Skandalöses LebenWarum „Eine Frau bei 1000 Grad” am Kölner Schauspiel sehenswert ist

Lesezeit 3 Minuten
Magda Lena Schlott

Magda Lena Schlott

  • Die Roman-Adaption von „Eine Frau bei 1000 Grad” des isländischen Autors Hallgrímur Helgason hat am Kölner Schauspiel Premiere gefeiert.
  • Im Mittelpunkt des von Regisseur Moritz Sostmann inszenierten Stücks steht eine rebellische, alte Greisin mit einem fulminanten Leben.
  • Ist der Abend sehenswert? Unsere Theaterkritik.

Unter dem Laken ihres Krankenbettes hat Herbjörg María Björnson ihren größten Schatz versteckt. Ein Geschenk ihres Hitler-begeisterten Vaters: eine Handgranate.

Ein Kruppstahl-Ei der Freiheit für die 80-Jährige, eine Erinnerung an ihr gefährliches, unbehütetes Leben im 20. Jahrhundert. Jetzt ist ihr nur noch der Wunsch geblieben, sich als Feuerball von der Welt zu verabschieden. Keine Angst, die Granate bleibt ungezündet.
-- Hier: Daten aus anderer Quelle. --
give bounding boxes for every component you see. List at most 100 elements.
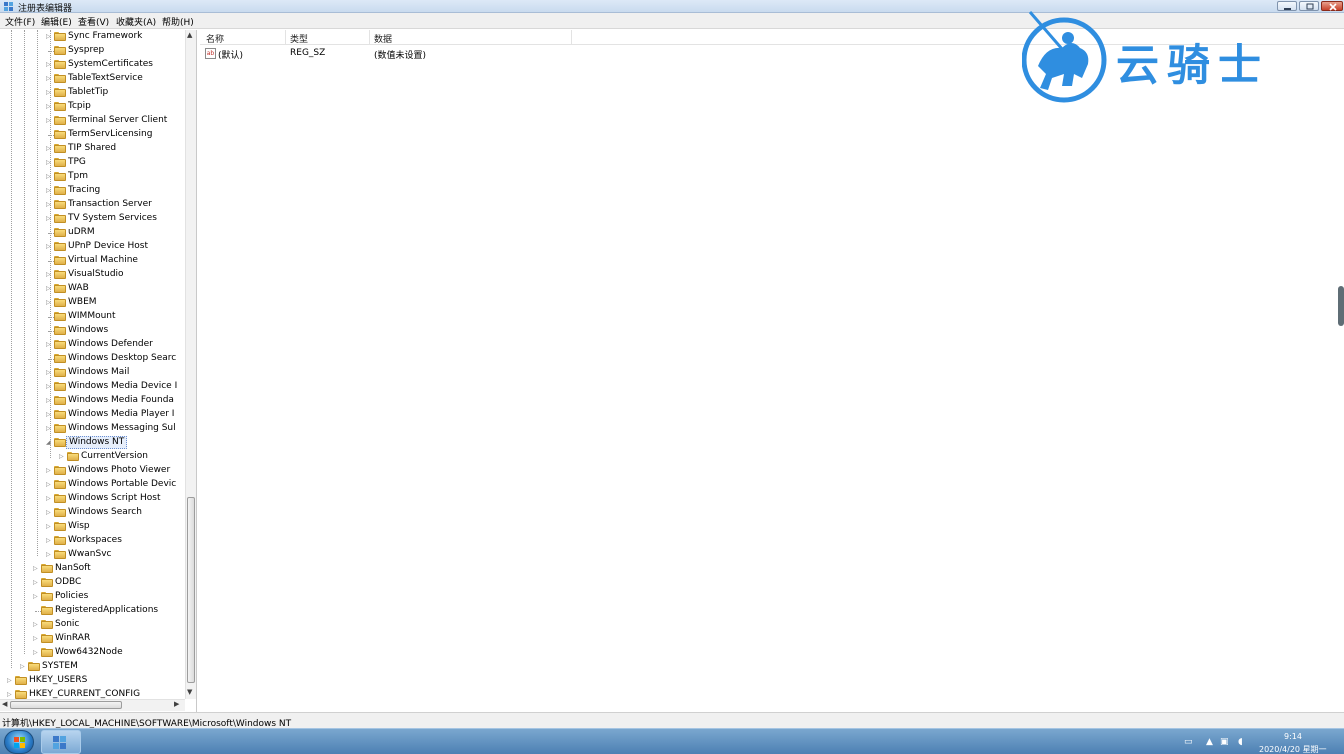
- tree-item[interactable]: ▷ Tpm: [46, 170, 186, 184]
- expand-arrow-icon[interactable]: ▷: [46, 341, 52, 349]
- scroll-down-arrow-icon[interactable]: ▼: [187, 688, 192, 696]
- tree-item[interactable]: ▷ NanSoft: [33, 562, 186, 576]
- tree-item[interactable]: ▷ SystemCertificates: [46, 58, 186, 72]
- expand-arrow-icon[interactable]: ▷: [33, 621, 39, 629]
- values-list[interactable]: 名称 类型 数据 ab (默认) REG_SZ (数值未设置): [200, 30, 1344, 712]
- expand-arrow-icon[interactable]: ▷: [46, 481, 52, 489]
- tree-item[interactable]: ▷ Sonic: [33, 618, 186, 632]
- expand-arrow-icon[interactable]: ▷: [46, 75, 52, 83]
- tree-item[interactable]: ▷ TPG: [46, 156, 186, 170]
- expand-arrow-icon[interactable]: ▷: [46, 467, 52, 475]
- column-header-type[interactable]: 类型: [290, 32, 308, 45]
- tree-item[interactable]: ▷ Windows Script Host: [46, 492, 186, 506]
- tree-item[interactable]: ▷ UPnP Device Host: [46, 240, 186, 254]
- tree-item[interactable]: Windows: [46, 324, 186, 338]
- expand-arrow-icon[interactable]: ▷: [46, 243, 52, 251]
- column-header-data[interactable]: 数据: [374, 32, 392, 45]
- scroll-right-arrow-icon[interactable]: ▶: [174, 700, 179, 708]
- expand-arrow-icon[interactable]: ▷: [46, 117, 52, 125]
- tree-vertical-scrollbar[interactable]: ▲ ▼: [185, 30, 196, 699]
- tree-item[interactable]: ▷ Windows Portable Devic: [46, 478, 186, 492]
- expand-arrow-icon[interactable]: ▷: [46, 173, 52, 181]
- expand-arrow-icon[interactable]: ▷: [33, 593, 39, 601]
- expand-arrow-icon[interactable]: ▷: [33, 565, 39, 573]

Die alte Hexe hat sich bereits einen Termin im örtlichen Krematorium geben lassen, für den nächsten Montag: „Also wenn’s eng wird, komme ich einfach vorbei, und ihr schiebt mich lebend in den Ofen.“ Aber schön heiß soll es sein, mindestens 1000 Grad.

Die Alte hat es wirklich gegeben. Der isländische Schriftsteller Hallgrímur Helgason hat sie 2006 zufällig kennengelernt, als er seine damalige Frau, eine Stadträtin, mit Telefonanrufen im Wahlkampf unterstützte. Es ist alles, oder sagen wir: vieles, wahr. Ihr Vater hatte sich als Isländer der Waffen-SS angeschlossen, ihr Großvater war der erste Präsident Islands.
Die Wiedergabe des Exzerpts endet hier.